INIT-Mitarbeitende spenden Kinderbücher

(jw) Neben der traditionellen INIT-Weihnachtsspende hatten sich Ende vergangenen Jahres auch die Mitarbeitenden der Firma INIT eine besondere Spendenaktion überlegt: Den ganzen Dezember über sammelten sie in ihren Familien Kinder- und Jugendbücher für das Diakonische Werk Karlsruhe: insgesamt 226 Bücher – vom Wimmelbuch bis zum Fantasyroman, dazu Spiele und ein Lernprogramm für den PC. Andreas Mörder, Geschäftsführer der INIT GmbH, übergab die Bücherspende am 24. Januar an Fundraiserin Jelena Kuhar Papesa vom Diakonischen Werk Karlsruhe (Foto: jw).

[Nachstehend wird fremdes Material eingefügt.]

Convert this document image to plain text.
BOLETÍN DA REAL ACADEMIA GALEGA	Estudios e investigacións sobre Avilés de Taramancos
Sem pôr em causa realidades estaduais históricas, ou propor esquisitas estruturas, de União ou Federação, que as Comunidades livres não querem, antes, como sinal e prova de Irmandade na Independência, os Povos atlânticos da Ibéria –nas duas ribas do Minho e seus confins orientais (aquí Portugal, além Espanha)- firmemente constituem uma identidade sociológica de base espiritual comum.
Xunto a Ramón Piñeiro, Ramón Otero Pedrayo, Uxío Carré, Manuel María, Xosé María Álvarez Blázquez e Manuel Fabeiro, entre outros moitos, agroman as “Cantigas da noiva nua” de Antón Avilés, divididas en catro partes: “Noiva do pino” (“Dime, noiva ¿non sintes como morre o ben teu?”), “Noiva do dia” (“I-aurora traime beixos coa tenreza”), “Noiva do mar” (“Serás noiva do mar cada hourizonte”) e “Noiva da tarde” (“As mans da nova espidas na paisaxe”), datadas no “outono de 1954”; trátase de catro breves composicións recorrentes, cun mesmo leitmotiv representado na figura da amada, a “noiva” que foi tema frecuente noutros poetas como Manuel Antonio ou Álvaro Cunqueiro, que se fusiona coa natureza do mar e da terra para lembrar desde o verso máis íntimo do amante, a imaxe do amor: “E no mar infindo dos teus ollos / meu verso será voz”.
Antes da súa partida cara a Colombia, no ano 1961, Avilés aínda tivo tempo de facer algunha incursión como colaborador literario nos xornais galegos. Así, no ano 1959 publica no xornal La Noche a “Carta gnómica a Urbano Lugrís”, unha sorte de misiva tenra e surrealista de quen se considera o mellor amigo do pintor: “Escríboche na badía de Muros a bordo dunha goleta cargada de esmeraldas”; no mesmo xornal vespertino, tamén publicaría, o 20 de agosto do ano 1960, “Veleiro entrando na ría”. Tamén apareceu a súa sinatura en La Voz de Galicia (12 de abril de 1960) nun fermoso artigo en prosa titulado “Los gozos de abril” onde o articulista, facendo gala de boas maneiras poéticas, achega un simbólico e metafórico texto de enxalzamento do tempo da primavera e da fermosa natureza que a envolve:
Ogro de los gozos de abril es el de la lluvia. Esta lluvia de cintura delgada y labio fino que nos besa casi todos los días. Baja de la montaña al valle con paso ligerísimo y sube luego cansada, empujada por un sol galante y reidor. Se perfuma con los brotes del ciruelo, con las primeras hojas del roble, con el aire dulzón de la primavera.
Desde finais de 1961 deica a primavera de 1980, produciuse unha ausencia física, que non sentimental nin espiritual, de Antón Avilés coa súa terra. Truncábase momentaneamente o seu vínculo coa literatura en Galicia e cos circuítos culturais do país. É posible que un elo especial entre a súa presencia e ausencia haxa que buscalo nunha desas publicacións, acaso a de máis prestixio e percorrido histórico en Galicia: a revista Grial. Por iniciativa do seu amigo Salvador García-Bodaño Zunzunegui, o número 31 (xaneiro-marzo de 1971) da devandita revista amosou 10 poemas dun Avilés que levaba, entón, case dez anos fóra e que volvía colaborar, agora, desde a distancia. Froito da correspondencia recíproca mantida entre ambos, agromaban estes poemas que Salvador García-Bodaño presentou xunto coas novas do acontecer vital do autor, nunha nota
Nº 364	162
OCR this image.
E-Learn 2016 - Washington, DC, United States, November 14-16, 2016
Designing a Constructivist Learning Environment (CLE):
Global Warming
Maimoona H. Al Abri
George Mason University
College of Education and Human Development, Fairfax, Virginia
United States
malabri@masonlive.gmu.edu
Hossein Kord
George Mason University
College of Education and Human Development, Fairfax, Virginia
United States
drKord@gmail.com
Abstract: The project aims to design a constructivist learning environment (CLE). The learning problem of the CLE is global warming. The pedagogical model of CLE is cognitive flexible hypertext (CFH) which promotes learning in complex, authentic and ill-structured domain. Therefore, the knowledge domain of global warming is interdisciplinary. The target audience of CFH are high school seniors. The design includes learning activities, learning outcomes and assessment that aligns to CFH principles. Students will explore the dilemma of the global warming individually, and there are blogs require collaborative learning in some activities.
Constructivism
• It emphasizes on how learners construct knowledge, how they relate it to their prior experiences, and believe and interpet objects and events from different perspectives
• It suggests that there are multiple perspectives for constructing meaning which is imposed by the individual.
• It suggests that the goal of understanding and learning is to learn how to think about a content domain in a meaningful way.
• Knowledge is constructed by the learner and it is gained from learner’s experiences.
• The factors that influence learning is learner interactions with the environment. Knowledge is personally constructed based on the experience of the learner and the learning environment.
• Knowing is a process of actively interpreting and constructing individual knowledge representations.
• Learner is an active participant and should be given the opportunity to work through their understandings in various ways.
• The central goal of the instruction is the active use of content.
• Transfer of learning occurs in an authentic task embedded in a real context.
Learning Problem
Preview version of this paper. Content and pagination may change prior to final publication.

Über die Spende freuen sich im Diakonischen Werk gleich mehrere Beratungsstellen und Einrichtungen für Familien mit Kindern: Die Bücher für ältere Kinder und Jugendliche werden künftig die Schlechtwetter-Leseecke bei den Sommerwaldheim-Freizeiten bereichern; die Lernspiele und Kleinkind-Bücher sind in der Familienberatung (Wartebereich), in den Elterncafés und im Fachteam Frühe Kindheit willkommen – zum Vor Ort-Lesen und -Erzählen, oder auch als kleine Geschenke für die Kinder bedürftiger Klienten/-innen.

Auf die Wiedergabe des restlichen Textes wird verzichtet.